Religious Right: losing their children?

CNN Belief Blog reports on the religious right's loss of their children from their ranks:

I was talking one day to the Rev. Jim Wallis, an evangelical leader, when he made a startling claim:

The Religious Right has lost its children.

Wallis said the children of ultra-conservative Christians are deserting their parents’ theology in droves. Wallis is the president of Sojourners, a network of progressive Christians.

He says a new generation of Christians are tired of their faith being defined by two issues: fights over abortion and homosexuality.

They really object to the tone of the culture wars. I’m on the road a lot and I’ll have these young Christians say to me, 'If they force us to only care about two issues, they’re going to lose my generation.'

Wallis cites another example as proof of his point: the popularity of evangelical writer Donald Miller, author of Blue Like Jazz.

Writing at the blog finitum no capax infiniti, Art Boulet has more on the fighting among conservatives:

one of the reasons that this blog has fallen silent over the past few months has been because i have been working 40 hours a week as coordinator of the princeton dead sea scrolls project. but there is another reason:

i’m completely sick of fighting.

i just don’t care anymore.

the culture of conservative evangelicals (and especially of the conservatively reformed) is sickening to me. everything is about a ‘battle for x’ or ‘defending the heart of the gospel’ (which changes as the opponent changes…one day it’s justification and n.t. wright is a heretic, the next day it’s inerrancy and kenton sparks is a heretic). that’s not what i want to do with my time. i didn’t go to seminary so that i could get a ‘heresy hunter’ license and claim my spot among machen’s warrior children. i went to seminary because i want to positively contribute to the way christians think about the bible, about their god, and about how to live their lives in relationship to that god.

All the studies show that the biggest de-evangelization is in churches (conservative or liberal) who fight all the time. Not healthy disagreements but long term divisive fights over who has the truth about some issue.

Comments (2)

This brought to mind something I hadn't thought about for many years. It reminded me of -- of all things! -- a Paul Harvey radio show that I heard once back in the sixties or seventies.

He remarked that the North Koreans did not succeeded much in brainwashing American POWs who could identify positive reasons for participation in the war; it worked when they could only identify negative reasons, or none at all.

"Soldier, what are you fighting for?"
"What am I for? I - I'm against Communism, that's what I'm for!" Those are the ones who succumbed.

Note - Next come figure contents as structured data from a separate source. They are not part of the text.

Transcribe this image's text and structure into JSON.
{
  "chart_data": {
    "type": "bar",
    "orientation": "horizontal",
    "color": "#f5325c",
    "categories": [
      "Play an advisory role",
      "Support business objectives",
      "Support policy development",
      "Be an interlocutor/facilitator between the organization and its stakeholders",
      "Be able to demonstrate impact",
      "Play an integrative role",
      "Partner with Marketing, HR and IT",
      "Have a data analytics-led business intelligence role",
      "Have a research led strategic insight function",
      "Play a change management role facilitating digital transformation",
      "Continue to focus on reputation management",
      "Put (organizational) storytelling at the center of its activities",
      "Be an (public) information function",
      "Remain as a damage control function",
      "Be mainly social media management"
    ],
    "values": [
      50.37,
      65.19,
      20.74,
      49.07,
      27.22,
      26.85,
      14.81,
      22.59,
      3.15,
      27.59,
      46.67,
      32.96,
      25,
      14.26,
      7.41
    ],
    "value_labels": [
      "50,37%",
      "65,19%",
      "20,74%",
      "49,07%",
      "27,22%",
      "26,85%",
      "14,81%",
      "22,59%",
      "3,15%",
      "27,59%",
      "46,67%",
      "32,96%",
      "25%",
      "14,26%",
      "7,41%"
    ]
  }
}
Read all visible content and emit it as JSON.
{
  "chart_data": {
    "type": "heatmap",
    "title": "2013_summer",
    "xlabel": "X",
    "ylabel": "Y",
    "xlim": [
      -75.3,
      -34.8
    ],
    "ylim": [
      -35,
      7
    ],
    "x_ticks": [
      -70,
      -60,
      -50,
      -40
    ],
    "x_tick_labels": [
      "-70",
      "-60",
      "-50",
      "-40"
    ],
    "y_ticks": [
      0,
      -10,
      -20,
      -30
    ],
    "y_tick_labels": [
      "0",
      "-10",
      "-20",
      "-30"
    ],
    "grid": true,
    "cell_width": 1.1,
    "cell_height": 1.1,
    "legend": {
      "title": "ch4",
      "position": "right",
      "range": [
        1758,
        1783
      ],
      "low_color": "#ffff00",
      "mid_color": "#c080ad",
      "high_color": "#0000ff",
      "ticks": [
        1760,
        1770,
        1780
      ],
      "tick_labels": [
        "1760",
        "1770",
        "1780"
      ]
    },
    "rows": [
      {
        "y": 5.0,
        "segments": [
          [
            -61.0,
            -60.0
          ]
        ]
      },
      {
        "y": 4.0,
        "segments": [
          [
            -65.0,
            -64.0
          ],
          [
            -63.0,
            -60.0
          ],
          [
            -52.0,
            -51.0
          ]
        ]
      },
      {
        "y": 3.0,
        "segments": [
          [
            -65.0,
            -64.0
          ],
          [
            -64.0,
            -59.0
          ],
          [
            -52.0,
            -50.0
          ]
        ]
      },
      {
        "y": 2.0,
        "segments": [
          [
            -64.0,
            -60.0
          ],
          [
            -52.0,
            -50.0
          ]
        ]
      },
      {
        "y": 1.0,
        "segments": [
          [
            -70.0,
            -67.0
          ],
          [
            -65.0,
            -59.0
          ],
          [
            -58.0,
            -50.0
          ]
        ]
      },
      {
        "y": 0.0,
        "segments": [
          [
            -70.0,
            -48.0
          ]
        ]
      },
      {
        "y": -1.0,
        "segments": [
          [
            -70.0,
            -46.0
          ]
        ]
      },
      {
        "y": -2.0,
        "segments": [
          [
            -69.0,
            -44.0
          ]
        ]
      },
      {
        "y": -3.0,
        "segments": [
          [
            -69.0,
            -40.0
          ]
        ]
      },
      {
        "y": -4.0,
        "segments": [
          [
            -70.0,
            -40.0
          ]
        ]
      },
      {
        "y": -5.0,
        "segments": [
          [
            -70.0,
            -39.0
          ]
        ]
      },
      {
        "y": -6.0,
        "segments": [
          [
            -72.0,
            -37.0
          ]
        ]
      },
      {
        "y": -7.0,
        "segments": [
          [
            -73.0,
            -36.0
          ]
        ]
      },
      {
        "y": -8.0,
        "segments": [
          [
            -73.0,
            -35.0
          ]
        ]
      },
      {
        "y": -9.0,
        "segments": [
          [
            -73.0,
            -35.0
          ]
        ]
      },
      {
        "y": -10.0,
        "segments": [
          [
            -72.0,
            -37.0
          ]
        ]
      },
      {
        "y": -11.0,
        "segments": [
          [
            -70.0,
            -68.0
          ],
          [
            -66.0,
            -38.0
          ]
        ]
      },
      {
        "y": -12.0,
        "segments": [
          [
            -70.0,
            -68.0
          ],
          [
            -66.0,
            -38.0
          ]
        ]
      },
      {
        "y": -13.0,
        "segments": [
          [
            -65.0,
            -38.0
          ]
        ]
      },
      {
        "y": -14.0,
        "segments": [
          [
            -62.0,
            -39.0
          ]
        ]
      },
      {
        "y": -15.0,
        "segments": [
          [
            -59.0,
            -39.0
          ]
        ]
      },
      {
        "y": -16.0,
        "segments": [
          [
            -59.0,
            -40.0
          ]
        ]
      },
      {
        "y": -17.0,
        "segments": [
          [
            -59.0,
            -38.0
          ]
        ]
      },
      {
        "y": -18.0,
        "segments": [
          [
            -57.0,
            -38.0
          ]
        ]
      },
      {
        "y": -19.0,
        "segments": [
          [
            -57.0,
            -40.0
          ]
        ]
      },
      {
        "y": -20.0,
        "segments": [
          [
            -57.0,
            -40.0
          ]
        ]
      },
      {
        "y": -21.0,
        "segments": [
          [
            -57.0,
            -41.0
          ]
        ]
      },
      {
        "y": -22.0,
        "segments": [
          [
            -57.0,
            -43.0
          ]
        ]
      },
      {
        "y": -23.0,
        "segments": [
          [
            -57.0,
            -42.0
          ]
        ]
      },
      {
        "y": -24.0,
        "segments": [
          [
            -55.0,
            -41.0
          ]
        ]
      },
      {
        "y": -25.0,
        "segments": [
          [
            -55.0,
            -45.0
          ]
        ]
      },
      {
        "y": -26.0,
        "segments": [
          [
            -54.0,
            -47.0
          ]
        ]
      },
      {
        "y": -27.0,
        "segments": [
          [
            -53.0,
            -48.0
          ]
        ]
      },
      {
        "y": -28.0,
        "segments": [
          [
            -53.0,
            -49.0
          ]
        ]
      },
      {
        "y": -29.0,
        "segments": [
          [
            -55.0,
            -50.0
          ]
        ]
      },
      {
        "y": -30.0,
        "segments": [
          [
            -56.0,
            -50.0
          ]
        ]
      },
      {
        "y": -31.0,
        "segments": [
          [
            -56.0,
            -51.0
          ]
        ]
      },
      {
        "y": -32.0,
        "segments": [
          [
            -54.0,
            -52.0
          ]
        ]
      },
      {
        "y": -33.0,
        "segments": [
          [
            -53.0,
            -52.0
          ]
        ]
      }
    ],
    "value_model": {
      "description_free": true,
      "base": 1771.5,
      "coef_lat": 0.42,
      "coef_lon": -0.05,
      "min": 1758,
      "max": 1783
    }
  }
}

So it seems as though, if I am a Christian - or anything, for that matter! - because I'm against something, maybe I'm not that good at it.

But if I'm a Christian because I'm *for* something, I'm probably going to do it better. Maybe I'll even be better at identifying and articulating what I'm against.

What a crying shame it is that so many Christians nowadays cannot or will not see Jesus' mission was "for" and not "against": "God sent his Son into the world, not to condemn the world, but to save the world" (John 3:17). And yet, by their words and behavior, they make it seem as though Christianity's primary agenda is to condemn -- in diametric opposition to the Christ's attitude and modus operandi.